Но при всей истинности моментов неистинным оставалось их целое; просто призрак продолжал экспериментировать, диалектически противопоставляя себе себя другого и мороча голову экспозицией собственных псевдонесовместимостей и псевдонепримиримостей. Наверное, историю ХХ века удастся однажды осмыслить как историю распространения метастаз марксизма, зачастую просто нераспознаваемых. Хайдеггер (в лекциях 1944 года) заметил, что в аспекте истории метафизики коммунизм, американизм и национал-социализм идентичны. Чтобы понять это, надо идеировать названные идеологии, а не журналистски скользить по ним. Общности и здесь обещают быть куда более интересными, чем различия: скажем, общность между Гитлером и Тельманом, Тельманом и Рузвельтом, Рузвельтом и Сталиным в рамках инновационных стратегий перестройки мира. Экспонентам этого единого и универсального марксизма оставалось лишь претендовать, каждому для себя, на подлинность и единственность.
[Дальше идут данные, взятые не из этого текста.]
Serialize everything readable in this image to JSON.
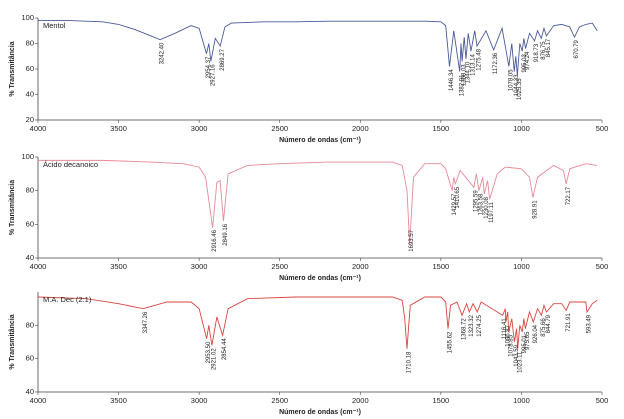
{
  "chart_data": [
    {
      "type": "line",
      "x_label": "Número de ondas (cm⁻¹)",
      "y_label": "% Transmitância",
      "xlim": [
        4000,
        500
      ],
      "xticks": [
        4000,
        3500,
        3000,
        2500,
        2000,
        1500,
        1000,
        500
      ],
      "ylim": [
        20,
        100
      ],
      "yticks": [
        20,
        40,
        60,
        80,
        100
      ],
      "x": [
        4000,
        3800,
        3600,
        3500,
        3400,
        3320,
        3242.4,
        3150,
        3050,
        3000,
        2954.37,
        2940,
        2927.16,
        2900,
        2869.27,
        2840,
        2800,
        2600,
        2400,
        2200,
        2000,
        1800,
        1600,
        1500,
        1470,
        1446.34,
        1420,
        1382.91,
        1375,
        1368.03,
        1355,
        1344.1,
        1330,
        1313.14,
        1290,
        1275.48,
        1220,
        1172.36,
        1120,
        1078.05,
        1060,
        1044.33,
        1035,
        1025.35,
        1010,
        995.03,
        985,
        974.24,
        950,
        918.73,
        900,
        876.75,
        860,
        845.17,
        800,
        750,
        700,
        670.79,
        640,
        600,
        560,
        530
      ],
      "series": [
        {
          "name": "Mentol",
          "color": "#4a5a9c",
          "values": [
            98,
            98,
            97,
            95,
            91,
            87,
            83,
            88,
            94,
            92,
            72,
            80,
            66,
            84,
            78,
            93,
            96,
            97,
            97,
            97.5,
            97.5,
            97.5,
            97.5,
            97,
            94,
            62,
            90,
            58,
            80,
            66,
            85,
            68,
            88,
            74,
            90,
            78,
            90,
            75,
            92,
            62,
            80,
            58,
            70,
            55,
            80,
            74,
            84,
            76,
            88,
            82,
            90,
            84,
            92,
            86,
            94,
            95,
            93,
            85,
            93,
            95,
            96,
            90
          ]
        }
      ],
      "peak_labels": [
        {
          "value": 3242.4,
          "label": "3242.40"
        },
        {
          "value": 2954.37,
          "label": "2954.37"
        },
        {
          "value": 2927.16,
          "label": "2927.16"
        },
        {
          "value": 2869.27,
          "label": "2869.27"
        },
        {
          "value": 1446.34,
          "label": "1446.34"
        },
        {
          "value": 1382.91,
          "label": "1382.91"
        },
        {
          "value": 1368.03,
          "label": "1368.03"
        },
        {
          "value": 1344.1,
          "label": "1344.10"
        },
        {
          "value": 1313.14,
          "label": "1313.14"
        },
        {
          "value": 1275.48,
          "label": "1275.48"
        },
        {
          "value": 1172.36,
          "label": "1172.36"
        },
        {
          "value": 1078.05,
          "label": "1078.05"
        },
        {
          "value": 1044.33,
          "label": "1044.33"
        },
        {
          "value": 1025.35,
          "label": "1025.35"
        },
        {
          "value": 995.03,
          "label": "995.03"
        },
        {
          "value": 974.24,
          "label": "974.24"
        },
        {
          "value": 918.73,
          "label": "918.73"
        },
        {
          "value": 876.75,
          "label": "876.75"
        },
        {
          "value": 845.17,
          "label": "845.17"
        },
        {
          "value": 670.79,
          "label": "670.79"
        }
      ]
    },
    {
      "type": "line",
      "x_label": "Número de ondas (cm⁻¹)",
      "y_label": "% Transmitância",
      "xlim": [
        4000,
        500
      ],
      "xticks": [
        4000,
        3500,
        3000,
        2500,
        2000,
        1500,
        1000,
        500
      ],
      "ylim": [
        40,
        100
      ],
      "yticks": [
        40,
        60,
        80,
        100
      ],
      "x": [
        4000,
        3600,
        3300,
        3100,
        3000,
        2960,
        2916.46,
        2890,
        2870,
        2849.16,
        2820,
        2700,
        2500,
        2200,
        2000,
        1800,
        1740,
        1710,
        1693.57,
        1670,
        1600,
        1500,
        1470,
        1429.57,
        1420,
        1410.65,
        1380,
        1295.59,
        1280,
        1263.58,
        1240,
        1230.08,
        1210,
        1197.11,
        1150,
        1100,
        1000,
        950,
        928.91,
        900,
        800,
        740,
        722.17,
        700,
        600,
        530
      ],
      "series": [
        {
          "name": "Ácido decanoico",
          "color": "#e8899a",
          "values": [
            98,
            98,
            97,
            96,
            94,
            88,
            58,
            85,
            86,
            62,
            90,
            95,
            96,
            97,
            97,
            97,
            95,
            80,
            48,
            88,
            96,
            96,
            93,
            80,
            88,
            84,
            92,
            82,
            90,
            80,
            88,
            78,
            86,
            75,
            90,
            94,
            93,
            88,
            76,
            88,
            95,
            92,
            84,
            93,
            96,
            95
          ]
        }
      ],
      "peak_labels": [
        {
          "value": 2916.46,
          "label": "2916.46"
        },
        {
          "value": 2849.16,
          "label": "2849.16"
        },
        {
          "value": 1693.57,
          "label": "1693.57"
        },
        {
          "value": 1429.57,
          "label": "1429.57"
        },
        {
          "value": 1410.65,
          "label": "1410.65"
        },
        {
          "value": 1295.59,
          "label": "1295.59"
        },
        {
          "value": 1263.58,
          "label": "1263.58"
        },
        {
          "value": 1230.08,
          "label": "1230.08"
        },
        {
          "value": 1197.11,
          "label": "1197.11"
        },
        {
          "value": 928.91,
          "label": "928.91"
        },
        {
          "value": 722.17,
          "label": "722.17"
        }
      ]
    },
    {
      "type": "line",
      "x_label": "Número de ondas (cm⁻¹)",
      "y_label": "% Transmitância",
      "xlim": [
        4000,
        500
      ],
      "xticks": [
        4000,
        3500,
        3000,
        2500,
        2000,
        1500,
        1000,
        500
      ],
      "ylim": [
        40,
        100
      ],
      "yticks": [
        40,
        60,
        80
      ],
      "x": [
        4000,
        3700,
        3500,
        3347.26,
        3200,
        3050,
        3000,
        2953.5,
        2940,
        2921.02,
        2890,
        2854.44,
        2820,
        2700,
        2400,
        2000,
        1800,
        1740,
        1725,
        1710.18,
        1690,
        1600,
        1500,
        1470,
        1455.62,
        1440,
        1400,
        1368.72,
        1340,
        1323.32,
        1300,
        1274.25,
        1250,
        1116.41,
        1100,
        1096.87,
        1085,
        1078.85,
        1060,
        1043.59,
        1030,
        1023.11,
        1010,
        995.01,
        985,
        975.65,
        950,
        926.04,
        900,
        875.66,
        860,
        844.79,
        800,
        750,
        721.91,
        700,
        600,
        593.49,
        560,
        530
      ],
      "series": [
        {
          "name": "M.A. Dec (2:1)",
          "color": "#d9453f",
          "values": [
            97,
            96,
            93,
            90,
            94,
            94,
            90,
            72,
            80,
            68,
            85,
            74,
            90,
            96,
            97,
            97,
            97,
            95,
            85,
            66,
            92,
            97,
            97,
            94,
            78,
            92,
            94,
            86,
            93,
            88,
            93,
            88,
            94,
            86,
            90,
            82,
            88,
            76,
            84,
            70,
            78,
            66,
            80,
            76,
            84,
            78,
            88,
            82,
            90,
            86,
            92,
            88,
            93,
            93,
            89,
            94,
            94,
            88,
            93,
            95
          ]
        }
      ],
      "peak_labels": [
        {
          "value": 3347.26,
          "label": "3347.26"
        },
        {
          "value": 2953.5,
          "label": "2953.50"
        },
        {
          "value": 2921.02,
          "label": "2921.02"
        },
        {
          "value": 2854.44,
          "label": "2854.44"
        },
        {
          "value": 1710.18,
          "label": "1710.18"
        },
        {
          "value": 1455.62,
          "label": "1455.62"
        },
        {
          "value": 1368.72,
          "label": "1368.72"
        },
        {
          "value": 1323.32,
          "label": "1323.32"
        },
        {
          "value": 1274.25,
          "label": "1274.25"
        },
        {
          "value": 1116.41,
          "label": "1116.41"
        },
        {
          "value": 1096.87,
          "label": "1096.87"
        },
        {
          "value": 1078.85,
          "label": "1078.85"
        },
        {
          "value": 1043.59,
          "label": "1043.59"
        },
        {
          "value": 1023.11,
          "label": "1023.11"
        },
        {
          "value": 995.01,
          "label": "995.01"
        },
        {
          "value": 975.65,
          "label": "975.65"
        },
        {
          "value": 926.04,
          "label": "926.04"
        },
        {
          "value": 875.66,
          "label": "875.66"
        },
        {
          "value": 844.79,
          "label": "844.79"
        },
        {
          "value": 721.91,
          "label": "721.91"
        },
        {
          "value": 593.49,
          "label": "593.49"
        }
      ]
    }
  ]
}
То, что марксизм в советском эксперименте загнал себя в тупик, можно понять, наблюдая его в чисто русском профиле непредсказуемостей. Но это нисколько не свидетельствует еще против более высокого процента аутентичности в нем. Ленин, что бы ни говорили, развил и осуществил глубочайшие потенции марксизма, а Сталин — ленинизмa. Образ «подлинного, неискаженного Маркса» в соседстве с Кьеркегором, Ницше, Кафкой (почему не Марком Аврелием или Иоахимом Флорским?), сфабрикованный западными и отечественными шестидесятниками, был и остается не более чем очередным диалектическим фокусом, опровергаемым текстами и фактами; он и в кабинете грезил о баррикадах и восхищался коммунарным отребьем, сжегшем Париж, а уж перед большевистским отребьем преклонился бы наверняка, несмотря на свое патологическое неприятие России.
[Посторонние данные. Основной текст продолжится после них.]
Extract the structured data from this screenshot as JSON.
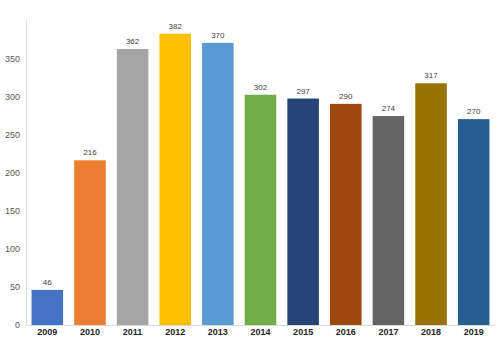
{
  "chart_data": {
    "type": "bar",
    "categories": [
      "2009",
      "2010",
      "2011",
      "2012",
      "2013",
      "2014",
      "2015",
      "2016",
      "2017",
      "2018",
      "2019"
    ],
    "values": [
      46,
      216,
      362,
      382,
      370,
      302,
      297,
      290,
      274,
      317,
      270
    ],
    "colors": [
      "#4472c4",
      "#ed7d31",
      "#a5a5a5",
      "#ffc000",
      "#5b9bd5",
      "#70ad47",
      "#264478",
      "#9e480e",
      "#636363",
      "#997300",
      "#255e91"
    ],
    "ylim": [
      0,
      400
    ],
    "yticks": [
      0,
      50,
      100,
      150,
      200,
      250,
      300,
      350
    ],
    "grid": false,
    "data_labels": true
  }
}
Говоря без оговорок, Маркс — создание Ленина, потому что без Ленина он не стал бы фактором мира и истории, а остался бы навсегда в одной кампании с Бём-Баверком и Туган-Барановским и уж во всяком случае без шестидесятников как московского, так и парижского разлива, которые, ища его аутентичности, как-то с легкостью не учли, что и сами они, вкупе с собственным творческим подходом к марксизму, ленинские же креатуры. Но Ленин, создавший Маркса, был, в свою очередь, сталинским созданием: от Мавзолея с выставленными напоказ мощами до песен Джамбула Джабаева и Сулеймана Стальского.
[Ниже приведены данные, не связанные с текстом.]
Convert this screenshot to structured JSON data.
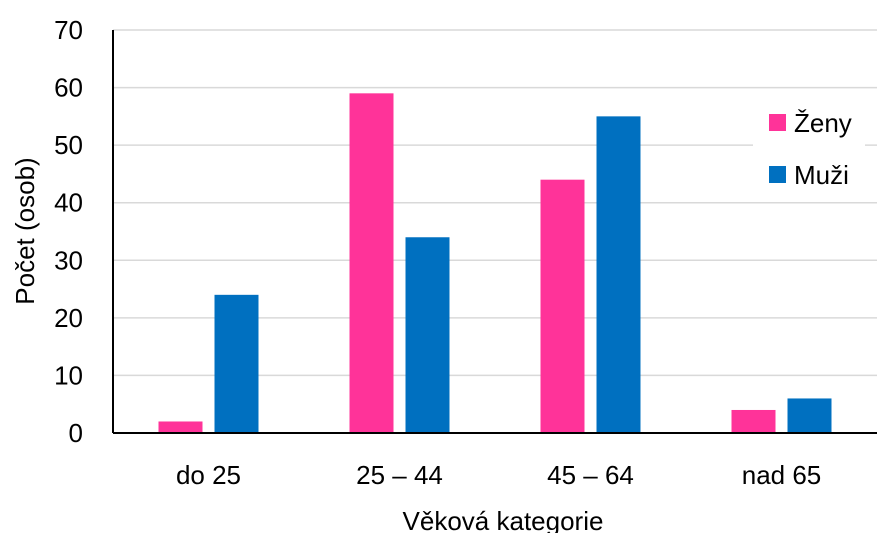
{
  "chart_data": {
    "type": "bar",
    "categories": [
      "do 25",
      "25 – 44",
      "45 – 64",
      "nad 65"
    ],
    "series": [
      {
        "name": "Ženy",
        "color": "#ff3399",
        "values": [
          2,
          59,
          44,
          4
        ]
      },
      {
        "name": "Muži",
        "color": "#0070c0",
        "values": [
          24,
          34,
          55,
          6
        ]
      }
    ],
    "xlabel": "Věková kategorie",
    "ylabel": "Počet (osob)",
    "ylim": [
      0,
      70
    ],
    "yticks": [
      0,
      10,
      20,
      30,
      40,
      50,
      60,
      70
    ],
    "grid": true,
    "legend_position": "right"
  }
}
Короче, если советский эксперимент загнал себя в тупик, то не в последнюю очередь оттого, что он был наиболее рискованным. Здесь не болтали о классовой борьбе, а стояли в ней насмерть. Гнев Ленина, а после и Сталина, против ревизионистов и оппортунистов марксистского учения понятен и по-марксистски правомерен: если марксизм только учение, а не в то же время и руководство к действию, то выбирать приходится между неадекватностью и провокацией. Оба раза в каком-нибудь немецком университете или парижском кафе. Потеряв силу и правдоподобие в советской рабоче-крестьянской аватаре, марксистский оборотень вновь объявился в студенческой парижской. Теперь уже верхом не на Митине и Лифшице, а на Сартре и Фуко, кружа голову не только остротой и гениальностью исполнения, но и смелостью идейных смесительств, от Ницше, Гуссерля и Хайдеггера до Жене и Арто. Молодые советские первомарксисты имитировали, по сути, тот же узор, без декадентских излишеств, но с одинаковой целью: лишить марксизм католической невменяемости и придать ему шарм, чтобы от него уже не шарахались, а влеклись к нему. До Ницше и Арто здесь, конечно, не доходило, зато неприкрытым образом черпали из экзистенциализма, логического позитивизма, структурализма и теории систем. Еще раз: нужно было вывести марксизм из советско-официальных стереотипов, расширить его до неузнаваемости и замести следы экскурсами в Берталанфи, Декарта или (почему бы и нет) Марселя Пруста.